The next session of the A19 seminar series (VALE / LARCA) will take place on Friday, 10 February, 2pm-4pm.
 
Sorbonne Université, Bibliothèque de l’UFR d’études anglophones (esc. G, 2è étage; entrée par le 54 rue Saint Jacques ou le 17 rue de la Sorbonne, 75005 Paris).
 
Zoom:

https://us02web.zoom.us/j/83666172388?pwd=Z3VOYnBMTUg1UnRFNHBOaDRDU2Zhdz09

ID de réunion : 836 6617 2388
Code secret : 337910

When I state myself, as the Representative of the Verse — it does not mean — me — but a supposed person. Emily Dickinson to Thomas Wentworth Higginson, July 1862.

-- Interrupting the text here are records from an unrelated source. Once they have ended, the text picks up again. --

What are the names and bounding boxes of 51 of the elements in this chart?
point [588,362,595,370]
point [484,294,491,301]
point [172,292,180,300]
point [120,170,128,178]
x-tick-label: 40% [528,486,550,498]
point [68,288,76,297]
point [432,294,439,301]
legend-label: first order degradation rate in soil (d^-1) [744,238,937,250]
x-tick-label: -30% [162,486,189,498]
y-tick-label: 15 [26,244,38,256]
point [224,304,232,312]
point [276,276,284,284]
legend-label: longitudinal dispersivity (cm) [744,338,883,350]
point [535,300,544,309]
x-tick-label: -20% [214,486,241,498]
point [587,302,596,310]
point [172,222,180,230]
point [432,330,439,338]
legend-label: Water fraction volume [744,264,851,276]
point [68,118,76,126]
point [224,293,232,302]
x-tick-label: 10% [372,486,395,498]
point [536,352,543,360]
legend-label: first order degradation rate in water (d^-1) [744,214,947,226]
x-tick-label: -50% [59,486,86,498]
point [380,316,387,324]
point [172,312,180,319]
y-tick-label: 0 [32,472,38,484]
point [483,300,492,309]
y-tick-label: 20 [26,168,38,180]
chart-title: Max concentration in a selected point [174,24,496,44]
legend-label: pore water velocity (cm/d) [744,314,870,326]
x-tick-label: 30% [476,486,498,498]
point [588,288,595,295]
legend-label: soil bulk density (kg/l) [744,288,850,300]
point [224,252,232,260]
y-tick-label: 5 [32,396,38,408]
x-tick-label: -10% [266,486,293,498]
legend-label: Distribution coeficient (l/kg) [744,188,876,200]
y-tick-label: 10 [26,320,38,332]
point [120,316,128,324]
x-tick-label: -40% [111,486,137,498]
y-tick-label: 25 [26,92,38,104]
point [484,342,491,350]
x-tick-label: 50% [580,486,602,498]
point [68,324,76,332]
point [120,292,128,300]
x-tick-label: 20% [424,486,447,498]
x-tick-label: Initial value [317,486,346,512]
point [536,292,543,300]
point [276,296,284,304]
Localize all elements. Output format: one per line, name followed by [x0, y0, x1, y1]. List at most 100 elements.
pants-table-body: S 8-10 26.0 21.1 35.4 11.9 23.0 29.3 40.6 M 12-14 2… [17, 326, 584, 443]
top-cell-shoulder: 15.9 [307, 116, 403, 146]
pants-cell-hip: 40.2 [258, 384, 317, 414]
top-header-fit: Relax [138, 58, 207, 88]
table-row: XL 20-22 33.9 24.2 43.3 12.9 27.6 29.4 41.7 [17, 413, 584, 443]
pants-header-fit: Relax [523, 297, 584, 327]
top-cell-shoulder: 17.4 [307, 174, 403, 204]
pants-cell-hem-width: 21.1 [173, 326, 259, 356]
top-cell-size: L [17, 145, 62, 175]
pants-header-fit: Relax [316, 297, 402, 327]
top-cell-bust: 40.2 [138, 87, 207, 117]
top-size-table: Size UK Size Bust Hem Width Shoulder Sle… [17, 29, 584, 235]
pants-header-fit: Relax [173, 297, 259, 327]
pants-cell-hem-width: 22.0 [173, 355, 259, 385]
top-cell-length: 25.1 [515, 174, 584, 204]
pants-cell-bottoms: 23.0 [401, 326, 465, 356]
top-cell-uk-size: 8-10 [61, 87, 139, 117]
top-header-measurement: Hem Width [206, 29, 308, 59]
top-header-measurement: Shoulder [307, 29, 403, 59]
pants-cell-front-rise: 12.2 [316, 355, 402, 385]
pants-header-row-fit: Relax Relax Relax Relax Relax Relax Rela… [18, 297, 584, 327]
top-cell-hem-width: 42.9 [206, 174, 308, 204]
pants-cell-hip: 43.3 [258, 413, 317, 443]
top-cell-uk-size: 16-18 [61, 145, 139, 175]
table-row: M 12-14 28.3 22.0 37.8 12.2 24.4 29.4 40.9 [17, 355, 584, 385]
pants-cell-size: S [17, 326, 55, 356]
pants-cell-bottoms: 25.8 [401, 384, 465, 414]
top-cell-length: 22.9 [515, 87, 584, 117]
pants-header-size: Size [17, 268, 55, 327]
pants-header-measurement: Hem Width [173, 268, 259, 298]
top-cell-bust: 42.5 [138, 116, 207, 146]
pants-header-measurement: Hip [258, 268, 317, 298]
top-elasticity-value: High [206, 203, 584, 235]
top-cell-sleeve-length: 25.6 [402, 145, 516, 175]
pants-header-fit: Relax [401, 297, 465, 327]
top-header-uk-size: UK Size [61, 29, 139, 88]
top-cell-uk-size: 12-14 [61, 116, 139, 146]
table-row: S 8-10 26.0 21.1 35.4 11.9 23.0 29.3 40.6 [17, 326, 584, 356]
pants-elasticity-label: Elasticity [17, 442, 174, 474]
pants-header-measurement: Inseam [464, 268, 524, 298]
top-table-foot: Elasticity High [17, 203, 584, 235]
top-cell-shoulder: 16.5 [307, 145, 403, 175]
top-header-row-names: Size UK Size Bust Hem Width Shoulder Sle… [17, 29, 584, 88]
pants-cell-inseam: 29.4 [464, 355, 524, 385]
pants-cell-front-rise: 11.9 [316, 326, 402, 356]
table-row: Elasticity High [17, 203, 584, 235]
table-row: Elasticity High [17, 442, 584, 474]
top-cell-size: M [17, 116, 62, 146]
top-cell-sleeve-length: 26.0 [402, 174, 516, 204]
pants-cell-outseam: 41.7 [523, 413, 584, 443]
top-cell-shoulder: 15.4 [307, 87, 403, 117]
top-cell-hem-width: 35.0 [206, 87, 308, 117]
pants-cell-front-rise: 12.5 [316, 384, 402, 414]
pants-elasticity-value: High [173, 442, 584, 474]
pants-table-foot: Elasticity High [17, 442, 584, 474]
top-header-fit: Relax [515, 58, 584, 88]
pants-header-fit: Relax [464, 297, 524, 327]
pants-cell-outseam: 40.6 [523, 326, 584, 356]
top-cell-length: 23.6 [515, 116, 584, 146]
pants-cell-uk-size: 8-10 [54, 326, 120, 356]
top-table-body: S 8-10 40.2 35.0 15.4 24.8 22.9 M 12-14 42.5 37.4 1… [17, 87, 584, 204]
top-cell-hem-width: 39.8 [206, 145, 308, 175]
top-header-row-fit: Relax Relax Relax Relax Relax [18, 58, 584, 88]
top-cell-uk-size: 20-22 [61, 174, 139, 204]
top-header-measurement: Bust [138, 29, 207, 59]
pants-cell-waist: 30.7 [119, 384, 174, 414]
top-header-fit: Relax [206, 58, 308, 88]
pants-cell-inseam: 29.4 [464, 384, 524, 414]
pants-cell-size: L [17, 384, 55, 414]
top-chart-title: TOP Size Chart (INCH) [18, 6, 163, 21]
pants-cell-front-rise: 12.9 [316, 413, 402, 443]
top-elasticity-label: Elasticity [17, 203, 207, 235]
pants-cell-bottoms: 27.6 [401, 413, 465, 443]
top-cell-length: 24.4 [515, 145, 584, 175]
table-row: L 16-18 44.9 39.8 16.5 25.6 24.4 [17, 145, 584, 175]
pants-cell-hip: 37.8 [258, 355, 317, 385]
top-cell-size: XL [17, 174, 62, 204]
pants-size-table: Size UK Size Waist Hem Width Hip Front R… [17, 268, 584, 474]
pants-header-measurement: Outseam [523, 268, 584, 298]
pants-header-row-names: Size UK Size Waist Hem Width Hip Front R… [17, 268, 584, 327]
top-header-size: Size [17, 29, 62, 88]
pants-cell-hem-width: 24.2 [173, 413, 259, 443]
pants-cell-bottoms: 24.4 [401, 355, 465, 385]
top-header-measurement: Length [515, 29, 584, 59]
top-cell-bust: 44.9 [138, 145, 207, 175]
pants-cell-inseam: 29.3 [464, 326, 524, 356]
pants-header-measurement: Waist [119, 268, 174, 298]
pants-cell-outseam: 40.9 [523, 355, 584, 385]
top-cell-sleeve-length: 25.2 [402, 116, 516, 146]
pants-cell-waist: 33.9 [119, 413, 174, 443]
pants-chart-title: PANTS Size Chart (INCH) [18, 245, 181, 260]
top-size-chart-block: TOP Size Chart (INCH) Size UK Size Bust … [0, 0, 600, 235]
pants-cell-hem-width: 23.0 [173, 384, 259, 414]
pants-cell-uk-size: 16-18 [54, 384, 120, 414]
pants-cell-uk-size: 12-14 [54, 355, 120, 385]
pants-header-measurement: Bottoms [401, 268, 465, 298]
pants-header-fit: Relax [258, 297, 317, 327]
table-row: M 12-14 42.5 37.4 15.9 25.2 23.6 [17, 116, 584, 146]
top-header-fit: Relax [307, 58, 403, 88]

Emily Dickinson sent this cryptic statement to her mentor, Thomas Wentworth Higginson, as the United States entered its second year of civil war. This paper aims to decode the statement, by paying special attention to that innocuous word ‘supposed’. What is a ‘supposed’ person? How does Dickinson go about supposing them? What lives do they live in verse? The paper will offer two routes through this problem. First it will investigate Dickinson’s interest in dramatic monologue. Her poems have attracted the label of lyric, but this is not a truth inherent, and we should be confident in pursuing their relationship with other modes. If a supposed person is something like a character, how far are Dickinson’s poems from those of her heroes, Robert and Elizabeth Barrett Browning? The second route is towards the Civil War. Dickinson wrote this letter to a Higginson away at war, where she feared he had become ‘impossible’. This part of the paper will argue that ‘supposing’ was a necessary talent for civilians waiting for news of combatant relatives or friends: with no guarantee of survival, soldiers had to be imagined alive. This kind of supposing found its way into Dickinson’s poems in the voices of soldiers. The paper will end by trying to draw the two routes together, proposing, via an encounter with Shakespeare, that Dickinson’s poems can be read as the monologues of impossible people.

 
Jamie Fenton began his education at Jesus College, Cambridge, where he completed a BA in English and MPhil in American Literature, before moving on to an AHRC-funded PhD at Pembroke College, Cambridge, which he finished in 2021. In early 2020, he held a Kluge Fellowship at the Library of Congress, Washington, D.C. In 2021-2022, he held a postdoctoral fellowship at University College London.
His research interest is American Literature, especially the literature of the American Civil War. He practices a historical-formalist mode of close reading, which aims to work out how style emerges from and then thinks about its political and cultural environment. His PhD investigated a series of Civil War poets, including Walt Whitman, Herman Melville, Laura Redden, Emily Dickinson, and Paul Laurence Dunbar. He has also written on Woody Guthrie, Henry David Thoreau, and the contemporary poet Erica Dawson.